Business is really all about taking care of people the way you would want to be treated. This includes attracting the best team members, empowering them in their best roles, and sharing with the world our vision and our passion to provide a seamlessly positive patient experience every time.

Leadership growth can certainly occur in a hospital setting, but I believe it is taken to a higher level in private practice. Not only are you required to be the leader, but empowering your team member to be leaders in their areas of talent is where one can really become great in my opinion. The opportunity to leave a mark on the profession, develop product lines, spark research towards advancing our subspecialty, as well as growing a brand that can offer the highest level of care possible is exciting.

A middle ground does exist between hospital employment and private practice and that is joining a platform. This is an emerging opportunity for physicians that offers the opportunity to stay true to one’s vision but also lean on experts to help run the business. This may be another nice option for physicians that do not wish to take on the same high level of risk that is inherent with a solo private practice, but allows more autonomy than hospital systems do traditionally.

My best advice is stay curious; continue to take every opportunity to grow in plastics and find your niche of expertise the best serves your community. Stay true. Don’t compromise your vision, your goals or your care; patients will always benefit from a physician/patient interaction when you, the surgeon, are focused on service.

Regardless of which path you choose, you will find yourself humbled by the gratitude patients within the community have for your positive impact and contribution on their lives.

—Vincent McGinniss, DO, FACS

Exit Strategies: Focus on Diversification

Any physician in their 50s definitely should be thinking about their exit strategy, and it can be helpful to start thinking about it well before then.
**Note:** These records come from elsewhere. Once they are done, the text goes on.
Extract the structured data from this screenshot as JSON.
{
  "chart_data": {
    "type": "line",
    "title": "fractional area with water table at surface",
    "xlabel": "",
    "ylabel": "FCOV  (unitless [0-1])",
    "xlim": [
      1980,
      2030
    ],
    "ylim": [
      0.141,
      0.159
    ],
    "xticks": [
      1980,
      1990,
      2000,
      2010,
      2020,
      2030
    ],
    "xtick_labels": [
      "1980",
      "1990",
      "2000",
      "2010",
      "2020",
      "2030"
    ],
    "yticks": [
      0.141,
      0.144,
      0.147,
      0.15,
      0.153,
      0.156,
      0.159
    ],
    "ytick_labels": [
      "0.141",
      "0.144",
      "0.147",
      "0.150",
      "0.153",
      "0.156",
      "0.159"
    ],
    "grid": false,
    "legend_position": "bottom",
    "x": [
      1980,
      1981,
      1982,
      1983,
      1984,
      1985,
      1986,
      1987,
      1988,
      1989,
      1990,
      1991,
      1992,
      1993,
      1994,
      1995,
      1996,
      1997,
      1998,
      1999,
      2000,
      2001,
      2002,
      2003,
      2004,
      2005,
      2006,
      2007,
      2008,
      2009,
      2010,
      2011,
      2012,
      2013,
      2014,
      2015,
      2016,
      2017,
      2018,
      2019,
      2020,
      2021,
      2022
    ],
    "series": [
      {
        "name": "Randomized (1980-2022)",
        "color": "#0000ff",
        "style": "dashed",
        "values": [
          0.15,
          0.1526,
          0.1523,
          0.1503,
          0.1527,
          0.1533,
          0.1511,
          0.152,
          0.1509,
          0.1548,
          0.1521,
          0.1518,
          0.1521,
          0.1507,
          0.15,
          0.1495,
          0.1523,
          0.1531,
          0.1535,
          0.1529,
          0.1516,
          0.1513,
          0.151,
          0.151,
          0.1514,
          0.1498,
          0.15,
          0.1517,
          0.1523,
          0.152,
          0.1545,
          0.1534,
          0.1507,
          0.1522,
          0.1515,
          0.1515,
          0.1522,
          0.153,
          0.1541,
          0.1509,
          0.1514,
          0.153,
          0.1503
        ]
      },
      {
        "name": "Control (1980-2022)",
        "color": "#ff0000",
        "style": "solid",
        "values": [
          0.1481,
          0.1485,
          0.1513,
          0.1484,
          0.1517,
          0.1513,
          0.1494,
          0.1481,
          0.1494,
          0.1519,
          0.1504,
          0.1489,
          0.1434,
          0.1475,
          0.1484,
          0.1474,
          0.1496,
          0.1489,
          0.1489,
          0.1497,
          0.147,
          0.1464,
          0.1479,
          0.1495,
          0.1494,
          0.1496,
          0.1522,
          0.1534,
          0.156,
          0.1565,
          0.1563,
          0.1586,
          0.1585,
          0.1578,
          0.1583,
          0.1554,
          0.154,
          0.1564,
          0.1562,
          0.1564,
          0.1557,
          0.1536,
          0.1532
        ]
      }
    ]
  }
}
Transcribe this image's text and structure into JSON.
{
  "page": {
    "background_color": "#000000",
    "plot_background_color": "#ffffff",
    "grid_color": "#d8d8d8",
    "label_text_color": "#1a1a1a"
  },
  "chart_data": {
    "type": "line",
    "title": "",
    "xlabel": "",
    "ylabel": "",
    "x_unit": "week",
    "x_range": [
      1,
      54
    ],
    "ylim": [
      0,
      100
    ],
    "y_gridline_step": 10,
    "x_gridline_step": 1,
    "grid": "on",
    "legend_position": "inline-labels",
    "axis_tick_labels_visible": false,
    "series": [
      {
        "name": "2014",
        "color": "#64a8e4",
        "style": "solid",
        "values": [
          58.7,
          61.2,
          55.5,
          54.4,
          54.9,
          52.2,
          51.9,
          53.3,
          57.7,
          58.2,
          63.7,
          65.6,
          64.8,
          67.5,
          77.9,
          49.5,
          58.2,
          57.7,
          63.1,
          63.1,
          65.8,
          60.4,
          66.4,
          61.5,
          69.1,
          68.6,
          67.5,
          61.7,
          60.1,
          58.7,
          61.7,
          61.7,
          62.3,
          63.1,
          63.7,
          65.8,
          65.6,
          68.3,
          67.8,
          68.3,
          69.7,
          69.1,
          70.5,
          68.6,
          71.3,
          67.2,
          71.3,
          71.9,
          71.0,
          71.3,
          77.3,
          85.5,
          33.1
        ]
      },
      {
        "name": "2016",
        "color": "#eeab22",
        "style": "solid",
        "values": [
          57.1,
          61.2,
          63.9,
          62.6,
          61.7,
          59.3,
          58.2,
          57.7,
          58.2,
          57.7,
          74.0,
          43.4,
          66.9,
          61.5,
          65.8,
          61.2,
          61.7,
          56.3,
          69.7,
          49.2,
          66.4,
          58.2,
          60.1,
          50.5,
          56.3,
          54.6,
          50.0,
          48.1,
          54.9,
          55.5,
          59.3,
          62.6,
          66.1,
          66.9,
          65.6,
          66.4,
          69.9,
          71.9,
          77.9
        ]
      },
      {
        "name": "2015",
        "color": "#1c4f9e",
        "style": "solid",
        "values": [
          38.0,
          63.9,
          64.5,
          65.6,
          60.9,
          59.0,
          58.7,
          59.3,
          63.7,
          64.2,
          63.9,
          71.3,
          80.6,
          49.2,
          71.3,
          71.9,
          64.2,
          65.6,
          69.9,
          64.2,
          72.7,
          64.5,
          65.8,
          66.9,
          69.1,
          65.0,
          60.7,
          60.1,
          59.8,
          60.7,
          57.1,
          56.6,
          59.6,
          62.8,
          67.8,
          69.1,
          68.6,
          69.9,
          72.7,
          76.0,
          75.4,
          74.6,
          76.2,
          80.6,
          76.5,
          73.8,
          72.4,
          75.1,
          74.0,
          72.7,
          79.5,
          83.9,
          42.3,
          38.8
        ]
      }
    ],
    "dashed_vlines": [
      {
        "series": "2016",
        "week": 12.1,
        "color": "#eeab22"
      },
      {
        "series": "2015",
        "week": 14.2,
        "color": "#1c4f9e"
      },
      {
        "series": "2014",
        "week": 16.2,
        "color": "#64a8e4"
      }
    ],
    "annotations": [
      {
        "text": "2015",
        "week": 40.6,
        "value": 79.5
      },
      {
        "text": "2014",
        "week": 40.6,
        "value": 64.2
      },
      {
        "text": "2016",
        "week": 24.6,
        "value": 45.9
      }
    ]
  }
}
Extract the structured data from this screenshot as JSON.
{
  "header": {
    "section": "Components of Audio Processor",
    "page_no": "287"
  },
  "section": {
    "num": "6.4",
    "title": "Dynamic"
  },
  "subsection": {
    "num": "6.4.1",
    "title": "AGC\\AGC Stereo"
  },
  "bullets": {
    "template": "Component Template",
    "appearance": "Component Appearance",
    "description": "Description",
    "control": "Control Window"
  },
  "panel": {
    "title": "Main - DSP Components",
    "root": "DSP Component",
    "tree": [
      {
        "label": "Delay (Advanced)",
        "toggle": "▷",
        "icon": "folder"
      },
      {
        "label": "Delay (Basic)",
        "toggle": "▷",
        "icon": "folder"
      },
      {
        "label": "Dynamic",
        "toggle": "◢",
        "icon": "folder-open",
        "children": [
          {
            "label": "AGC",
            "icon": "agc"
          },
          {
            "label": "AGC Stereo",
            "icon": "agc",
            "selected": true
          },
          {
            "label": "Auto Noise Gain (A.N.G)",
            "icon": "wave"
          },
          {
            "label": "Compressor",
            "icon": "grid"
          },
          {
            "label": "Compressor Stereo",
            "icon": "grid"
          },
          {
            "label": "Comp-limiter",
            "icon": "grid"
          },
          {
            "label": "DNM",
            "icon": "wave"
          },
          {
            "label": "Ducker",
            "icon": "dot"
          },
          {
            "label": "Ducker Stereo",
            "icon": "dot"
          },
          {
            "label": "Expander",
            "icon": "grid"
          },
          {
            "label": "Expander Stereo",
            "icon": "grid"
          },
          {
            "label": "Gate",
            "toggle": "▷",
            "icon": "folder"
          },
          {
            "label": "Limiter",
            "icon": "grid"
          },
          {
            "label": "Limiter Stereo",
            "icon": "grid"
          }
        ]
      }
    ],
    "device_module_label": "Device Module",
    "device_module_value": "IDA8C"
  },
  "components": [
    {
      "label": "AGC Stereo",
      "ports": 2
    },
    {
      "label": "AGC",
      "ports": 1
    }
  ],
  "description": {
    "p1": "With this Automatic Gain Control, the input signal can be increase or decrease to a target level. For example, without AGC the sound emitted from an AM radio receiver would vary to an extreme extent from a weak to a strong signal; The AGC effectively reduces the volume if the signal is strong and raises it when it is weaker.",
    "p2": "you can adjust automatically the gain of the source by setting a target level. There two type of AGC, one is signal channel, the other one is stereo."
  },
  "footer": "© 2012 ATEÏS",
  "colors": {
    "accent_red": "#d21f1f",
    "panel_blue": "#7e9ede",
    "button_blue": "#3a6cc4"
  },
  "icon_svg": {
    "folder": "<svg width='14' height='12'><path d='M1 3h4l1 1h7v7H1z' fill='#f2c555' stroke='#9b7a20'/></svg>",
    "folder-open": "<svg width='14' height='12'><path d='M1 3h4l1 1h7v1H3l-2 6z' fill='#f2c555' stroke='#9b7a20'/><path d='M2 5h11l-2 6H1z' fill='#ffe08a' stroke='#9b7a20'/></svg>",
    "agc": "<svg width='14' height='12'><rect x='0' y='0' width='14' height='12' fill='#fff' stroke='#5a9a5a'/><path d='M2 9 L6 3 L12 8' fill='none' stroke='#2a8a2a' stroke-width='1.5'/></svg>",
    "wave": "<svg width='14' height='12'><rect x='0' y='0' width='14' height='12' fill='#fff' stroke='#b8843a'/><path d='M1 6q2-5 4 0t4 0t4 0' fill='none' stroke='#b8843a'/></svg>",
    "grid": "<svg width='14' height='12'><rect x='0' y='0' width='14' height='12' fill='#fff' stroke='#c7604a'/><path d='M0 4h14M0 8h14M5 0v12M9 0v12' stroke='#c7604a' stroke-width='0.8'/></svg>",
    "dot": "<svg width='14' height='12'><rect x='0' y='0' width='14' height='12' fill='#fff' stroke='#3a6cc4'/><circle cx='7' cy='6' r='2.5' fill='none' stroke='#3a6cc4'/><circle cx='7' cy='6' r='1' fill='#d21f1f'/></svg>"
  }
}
The key to a successful plan is likely to be diversification. As I near retirement age, the bulk of my work has been focused on my research center, and a minor proportion of my practice is focused on traditional patient care. If I were to sell, most likely the research center is the portion of the practice that would interest a buyer. For another surgeon, this could be reversed: a bustling practice may be much more attractive than a relatively small research center. They key is to diversify.

There are many ways to diversify a practice. A multi-specialty practice is likely to be attractive to buyers. Diversified staffing—in terms of physician extenders and aestheticians—and features, such as medspas or surgical centers, also increase attractiveness.

Know that a deal is likely to take about 2 years from initial talks to signing papers. As part of their long-term exit plan, physicians should focus on assuring that their financials, contracts, and other paperwork are in order. Work with expert advisors to assure that all records are in order or to help the practice to get them in shape.

Another key decision is whether you will stay with the practice, once it is acquired. The buyer will likely see value in your presence and may want you to stay on for a few years as a bridge. Calculate these years into your planning for your retirement end-game.

Finally, understand all the options. We tend to think today about private equity purchases or investments, but traditional models still exist. Perhaps another physician—likely a younger surgeon—is interested in buying your practice. You could also recruit a young associate with the goal to eventually sell to them in a few years. Keep in mind the potential sale structures and their risks.

One of the reasons PE may be so attractive is that they typically have cash in hand and resources so that future payments are virtually guaranteed. Another physician may need more time to pay off the debt, and your ultimate payout will depend to some extent on their success.

These and many other considerations are essential to planning an exit strategy. All physicians should have a long-term plan in mind, but those with 15 to 20 years left to practice must be especially serious. Talk to peers, do some research, and watch the markets. Know your worth (which is probably less than you think) and start putting the pieces in place to achieve the exit you want.